The following code clamps each cell in a nalgebra square DMatrix
. Is there a way to do this in a more "vectorized" fashion, say, using SIMD instructions?
for r in 0..m.shape().0 {
for c in 0..m.shape().1 {
m[(r, c)] = nalgebra::clamp(m[(r, c)], -1.0, 1.0);
}
}
I am not interested in parallelization.
The matrix is f64
type, it can have size up to 250 x 250. It is a DMatrix
, hence its storage type VecStorage
.
In case the answer is "no, this is the standard way of doing things in nalgebra" then I'll accept that with enough evidence. I just want to make sure that I'm not doing something wrong. Coming from a numpy / Python background, vectorized form of these type of bulk operations is preferred/more performant than iterating over arrays.
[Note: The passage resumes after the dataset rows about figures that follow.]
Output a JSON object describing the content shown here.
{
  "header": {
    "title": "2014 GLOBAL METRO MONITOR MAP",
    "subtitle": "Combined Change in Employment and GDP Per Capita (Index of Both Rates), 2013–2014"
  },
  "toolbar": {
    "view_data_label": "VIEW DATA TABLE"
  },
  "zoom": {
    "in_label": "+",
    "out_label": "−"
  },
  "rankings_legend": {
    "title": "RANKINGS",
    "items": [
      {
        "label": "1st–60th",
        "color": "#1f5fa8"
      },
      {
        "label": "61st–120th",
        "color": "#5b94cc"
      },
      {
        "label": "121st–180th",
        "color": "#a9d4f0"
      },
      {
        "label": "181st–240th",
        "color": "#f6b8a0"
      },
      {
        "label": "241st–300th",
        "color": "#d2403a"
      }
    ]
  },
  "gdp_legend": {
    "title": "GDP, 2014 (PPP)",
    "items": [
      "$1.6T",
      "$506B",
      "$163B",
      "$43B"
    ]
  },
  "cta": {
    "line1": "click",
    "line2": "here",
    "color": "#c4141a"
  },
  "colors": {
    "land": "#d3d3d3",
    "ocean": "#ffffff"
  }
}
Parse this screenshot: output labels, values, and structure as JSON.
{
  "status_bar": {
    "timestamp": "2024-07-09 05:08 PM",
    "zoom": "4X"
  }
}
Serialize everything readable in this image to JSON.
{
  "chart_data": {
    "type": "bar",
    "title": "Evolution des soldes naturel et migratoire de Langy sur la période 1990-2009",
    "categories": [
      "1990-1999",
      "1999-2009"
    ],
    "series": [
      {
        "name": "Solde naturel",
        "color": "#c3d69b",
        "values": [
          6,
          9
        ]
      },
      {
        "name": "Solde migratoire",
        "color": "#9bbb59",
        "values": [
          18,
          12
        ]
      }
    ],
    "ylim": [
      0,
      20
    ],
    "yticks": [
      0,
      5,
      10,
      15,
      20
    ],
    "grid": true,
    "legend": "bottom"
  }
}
I expected this code to not auto-vectorize, but to my surprise, it did!
Still, there is a faster version (around 2x). Actually, two of them:
#[inline]
pub fn naive(m: &mut DMatrix<f32>) {
for r in 0..m.shape().0 {
for c in 0..m.shape().1 {
m[(r, c)] = m[(r, c)].clamp(-1.0, 1.0);
}
}
}
#[inline]
pub fn apply(m: &mut DMatrix<f32>) {
m.apply(|v| *v = v.clamp(-1.0, 1.0));
}
#[inline]
pub fn as_slice(m: &mut DMatrix<f32>) {
for v in m.as_mut_slice() {
*v = v.clamp(-1.0, 1.0);
}
}
apply()
and as_mut_slice()
have the same performance (even though I expected the latter to vectorize better, and thus be faster), so you should probably use apply()
, as it is more generic and supports e.g. views (it will probably be slower with them, though, because it won't vectorize).
nalgebra
's clamp()
generates worse assembly than f32/64::clamp()
, so I used the latter. It indeed performs slightly better in the benchhmark.
Benchmark for a matrix of 1000x1000, on my computer that has AVX2:
naive time: [1.5351 ms 1.5599 ms 1.5845 ms]
apply time: [715.58 µs 724.89 µs 735.01 µs]
as_slice time: [712.68 µs 721.35 µs 731.02 µs]
naive_nalgebra_clamp time: [1.5515 ms 1.5681 ms 1.5877 ms]
apply_nalgebra_clamp time: [756.30 µs 763.27 µs 771.27 µs]
as_slice_nalgebra_clamp time: [735.29 µs 743.23 µs 752.35 µs]
Remember to set -C target-feature=<highest_target_feature_you_can_allow>
for best performance.